Gradient formulation in coupled damage-plasticity (Q2774057)

The authors formulate a thermodynamically consistent multiscale gradient enhanced approach to coupled plasticity and damage. Thermodynamically consistent constitutive equations are derived in order to investigate such issues as size effect on the strength of the composite, the strain and damage localization effects on the macroscopic response of the composite, and the statistic inhomogeneity of the evolution-related damage variables associated with representative volume elements. This approach is based on nonlocal gradient-dependent theory of plasticity and damage over multiple scales that incorporates mesoscale internal state variables and their higher-order gradients at both macro- and mesoscales. The interaction of length scales is a paramount factor in understanding and controlling the material defects such as dislocation, voids and cracks at the mesoscale, and to interpret them at the macroscale. The behavior of these defects is captured not only individually, but also together with the interaction between them and their ability to create spatio-temporal patterns under different loading conditions.

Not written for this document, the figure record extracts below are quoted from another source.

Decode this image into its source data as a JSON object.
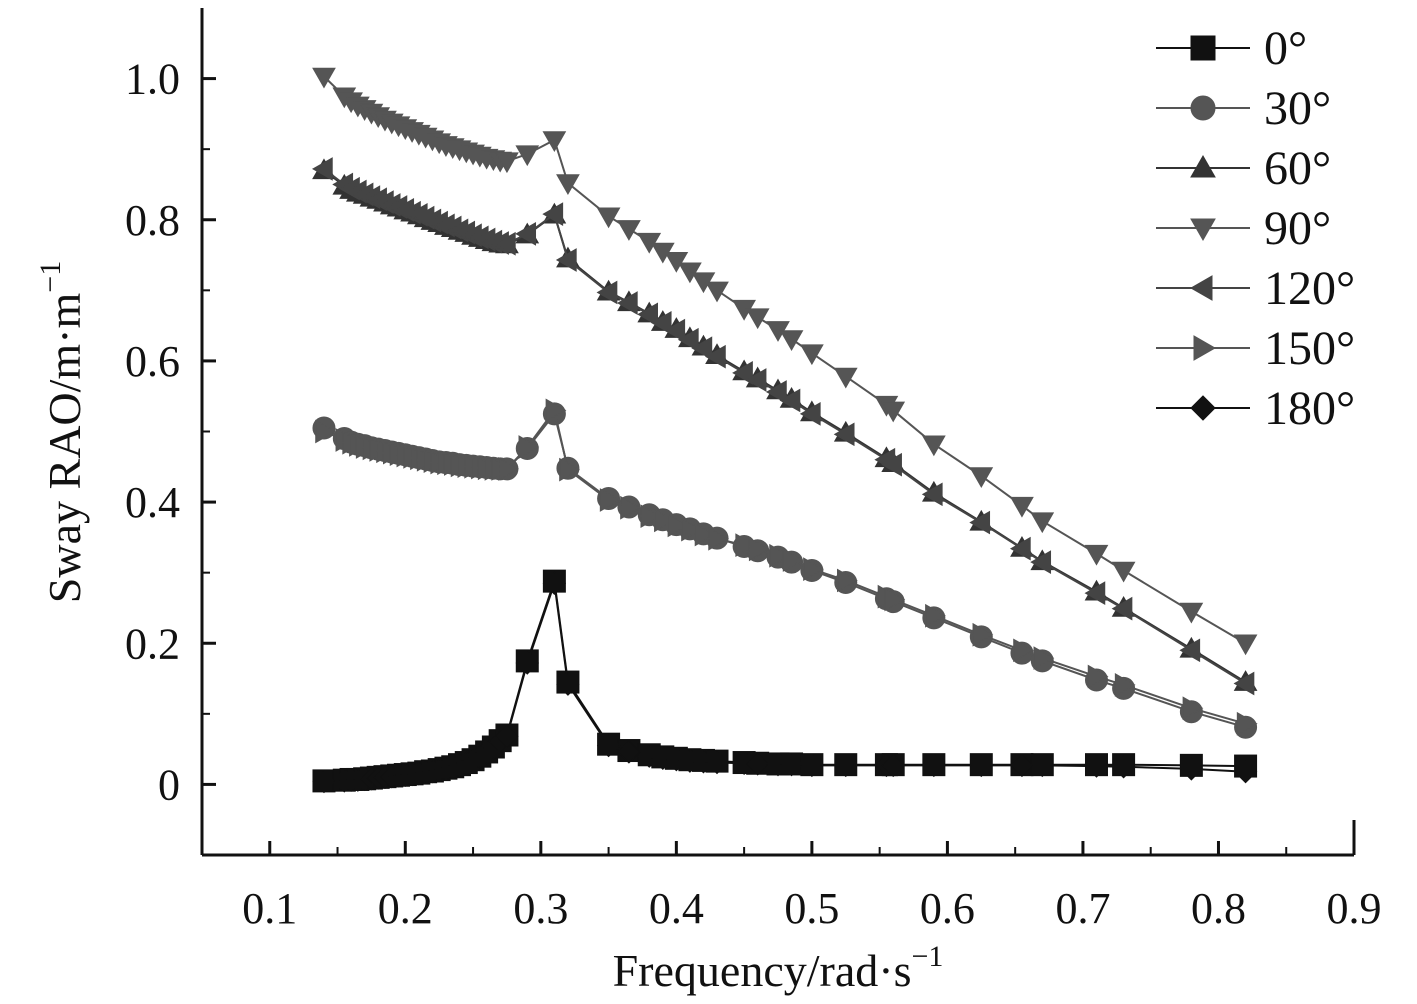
{
  "chart_data": {
    "type": "line",
    "title": "",
    "xlabel": "Frequency/rad·s",
    "xlabel_sup": "−1",
    "ylabel": "Sway RAO/m·m",
    "ylabel_sup": "−1",
    "xlim": [
      0.05,
      0.9
    ],
    "ylim": [
      -0.1,
      1.1
    ],
    "xticks": [
      0.1,
      0.2,
      0.3,
      0.4,
      0.5,
      0.6,
      0.7,
      0.8,
      0.9
    ],
    "xtick_labels": [
      "0.1",
      "0.2",
      "0.3",
      "0.4",
      "0.5",
      "0.6",
      "0.7",
      "0.8",
      "0.9"
    ],
    "yticks": [
      0,
      0.2,
      0.4,
      0.6,
      0.8,
      1.0
    ],
    "ytick_labels": [
      "0",
      "0.2",
      "0.4",
      "0.6",
      "0.8",
      "1.0"
    ],
    "legend_position": "top-right",
    "x": [
      0.14,
      0.155,
      0.16,
      0.165,
      0.17,
      0.175,
      0.18,
      0.185,
      0.19,
      0.195,
      0.2,
      0.205,
      0.21,
      0.215,
      0.22,
      0.225,
      0.23,
      0.235,
      0.24,
      0.245,
      0.25,
      0.255,
      0.26,
      0.265,
      0.27,
      0.275,
      0.29,
      0.31,
      0.32,
      0.35,
      0.365,
      0.38,
      0.39,
      0.4,
      0.41,
      0.42,
      0.43,
      0.45,
      0.46,
      0.475,
      0.485,
      0.5,
      0.525,
      0.555,
      0.56,
      0.59,
      0.625,
      0.655,
      0.67,
      0.71,
      0.73,
      0.78,
      0.82
    ],
    "series": [
      {
        "name": "0°",
        "marker": "square",
        "color": "#111111",
        "values": [
          0.005,
          0.006,
          0.007,
          0.007,
          0.008,
          0.009,
          0.01,
          0.011,
          0.012,
          0.013,
          0.014,
          0.015,
          0.016,
          0.018,
          0.019,
          0.021,
          0.023,
          0.025,
          0.028,
          0.031,
          0.035,
          0.04,
          0.046,
          0.053,
          0.062,
          0.07,
          0.175,
          0.288,
          0.145,
          0.057,
          0.048,
          0.042,
          0.039,
          0.037,
          0.035,
          0.034,
          0.033,
          0.031,
          0.03,
          0.029,
          0.029,
          0.028,
          0.028,
          0.028,
          0.028,
          0.028,
          0.028,
          0.028,
          0.028,
          0.028,
          0.028,
          0.027,
          0.026
        ]
      },
      {
        "name": "30°",
        "marker": "circle",
        "color": "#555555",
        "values": [
          0.505,
          0.49,
          0.485,
          0.482,
          0.48,
          0.477,
          0.475,
          0.473,
          0.471,
          0.469,
          0.467,
          0.465,
          0.463,
          0.461,
          0.459,
          0.457,
          0.456,
          0.455,
          0.453,
          0.452,
          0.451,
          0.45,
          0.449,
          0.448,
          0.447,
          0.447,
          0.476,
          0.525,
          0.448,
          0.405,
          0.393,
          0.382,
          0.375,
          0.368,
          0.362,
          0.355,
          0.349,
          0.337,
          0.331,
          0.322,
          0.315,
          0.303,
          0.286,
          0.263,
          0.259,
          0.236,
          0.209,
          0.186,
          0.175,
          0.148,
          0.136,
          0.103,
          0.081
        ]
      },
      {
        "name": "60°",
        "marker": "triangle-up",
        "color": "#333333",
        "values": [
          0.87,
          0.848,
          0.842,
          0.838,
          0.835,
          0.831,
          0.828,
          0.824,
          0.82,
          0.817,
          0.813,
          0.81,
          0.806,
          0.802,
          0.798,
          0.795,
          0.791,
          0.788,
          0.784,
          0.781,
          0.777,
          0.774,
          0.771,
          0.768,
          0.766,
          0.765,
          0.779,
          0.807,
          0.745,
          0.698,
          0.683,
          0.667,
          0.655,
          0.645,
          0.632,
          0.62,
          0.608,
          0.585,
          0.575,
          0.558,
          0.546,
          0.527,
          0.498,
          0.462,
          0.455,
          0.413,
          0.372,
          0.335,
          0.316,
          0.273,
          0.25,
          0.192,
          0.145
        ]
      },
      {
        "name": "90°",
        "marker": "triangle-down",
        "color": "#555555",
        "values": [
          1.003,
          0.975,
          0.968,
          0.962,
          0.957,
          0.952,
          0.947,
          0.942,
          0.938,
          0.934,
          0.93,
          0.926,
          0.922,
          0.918,
          0.914,
          0.91,
          0.906,
          0.903,
          0.9,
          0.897,
          0.894,
          0.891,
          0.888,
          0.886,
          0.884,
          0.883,
          0.893,
          0.913,
          0.852,
          0.805,
          0.787,
          0.769,
          0.755,
          0.742,
          0.727,
          0.713,
          0.7,
          0.674,
          0.662,
          0.644,
          0.631,
          0.611,
          0.578,
          0.538,
          0.53,
          0.482,
          0.437,
          0.395,
          0.373,
          0.327,
          0.303,
          0.245,
          0.2
        ]
      },
      {
        "name": "120°",
        "marker": "triangle-left",
        "color": "#444444",
        "values": [
          0.872,
          0.85,
          0.844,
          0.84,
          0.836,
          0.832,
          0.829,
          0.825,
          0.821,
          0.818,
          0.814,
          0.81,
          0.807,
          0.803,
          0.799,
          0.796,
          0.792,
          0.789,
          0.785,
          0.782,
          0.778,
          0.775,
          0.772,
          0.769,
          0.767,
          0.766,
          0.78,
          0.808,
          0.743,
          0.697,
          0.682,
          0.666,
          0.654,
          0.643,
          0.63,
          0.618,
          0.606,
          0.583,
          0.573,
          0.556,
          0.544,
          0.525,
          0.496,
          0.46,
          0.453,
          0.411,
          0.371,
          0.334,
          0.315,
          0.271,
          0.249,
          0.19,
          0.143
        ]
      },
      {
        "name": "150°",
        "marker": "triangle-right",
        "color": "#555555",
        "values": [
          0.5,
          0.488,
          0.484,
          0.481,
          0.478,
          0.476,
          0.474,
          0.472,
          0.47,
          0.468,
          0.466,
          0.464,
          0.462,
          0.46,
          0.458,
          0.456,
          0.455,
          0.454,
          0.452,
          0.451,
          0.45,
          0.449,
          0.448,
          0.447,
          0.447,
          0.447,
          0.478,
          0.53,
          0.446,
          0.403,
          0.392,
          0.38,
          0.374,
          0.367,
          0.361,
          0.354,
          0.348,
          0.339,
          0.333,
          0.324,
          0.318,
          0.305,
          0.289,
          0.266,
          0.262,
          0.239,
          0.212,
          0.19,
          0.179,
          0.153,
          0.141,
          0.108,
          0.086
        ]
      },
      {
        "name": "180°",
        "marker": "diamond",
        "color": "#111111",
        "values": [
          0.004,
          0.005,
          0.006,
          0.006,
          0.007,
          0.008,
          0.009,
          0.01,
          0.011,
          0.012,
          0.013,
          0.014,
          0.015,
          0.017,
          0.018,
          0.02,
          0.022,
          0.024,
          0.027,
          0.03,
          0.034,
          0.039,
          0.045,
          0.052,
          0.061,
          0.068,
          0.172,
          0.285,
          0.142,
          0.055,
          0.046,
          0.04,
          0.037,
          0.035,
          0.033,
          0.032,
          0.031,
          0.03,
          0.029,
          0.028,
          0.028,
          0.027,
          0.027,
          0.027,
          0.027,
          0.027,
          0.027,
          0.027,
          0.027,
          0.026,
          0.025,
          0.022,
          0.018
        ]
      }
    ]
  }
}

The purpose of the proposed model is to simulate properly size-dependent behavior of materials together with localization problems. Consequently, the boundary value problem of the standard continuum model remains well-posed even in the softening regime. The description of gradient-enhanced continuum results in additional partial differential equations that are satisfied in weak form. Additional nodal degrees of freedom are introduced, which leads to a modified finite element formulation. The governing equations can be consistently linearized and solved within an incremental iterative Newton-Raphson procedure.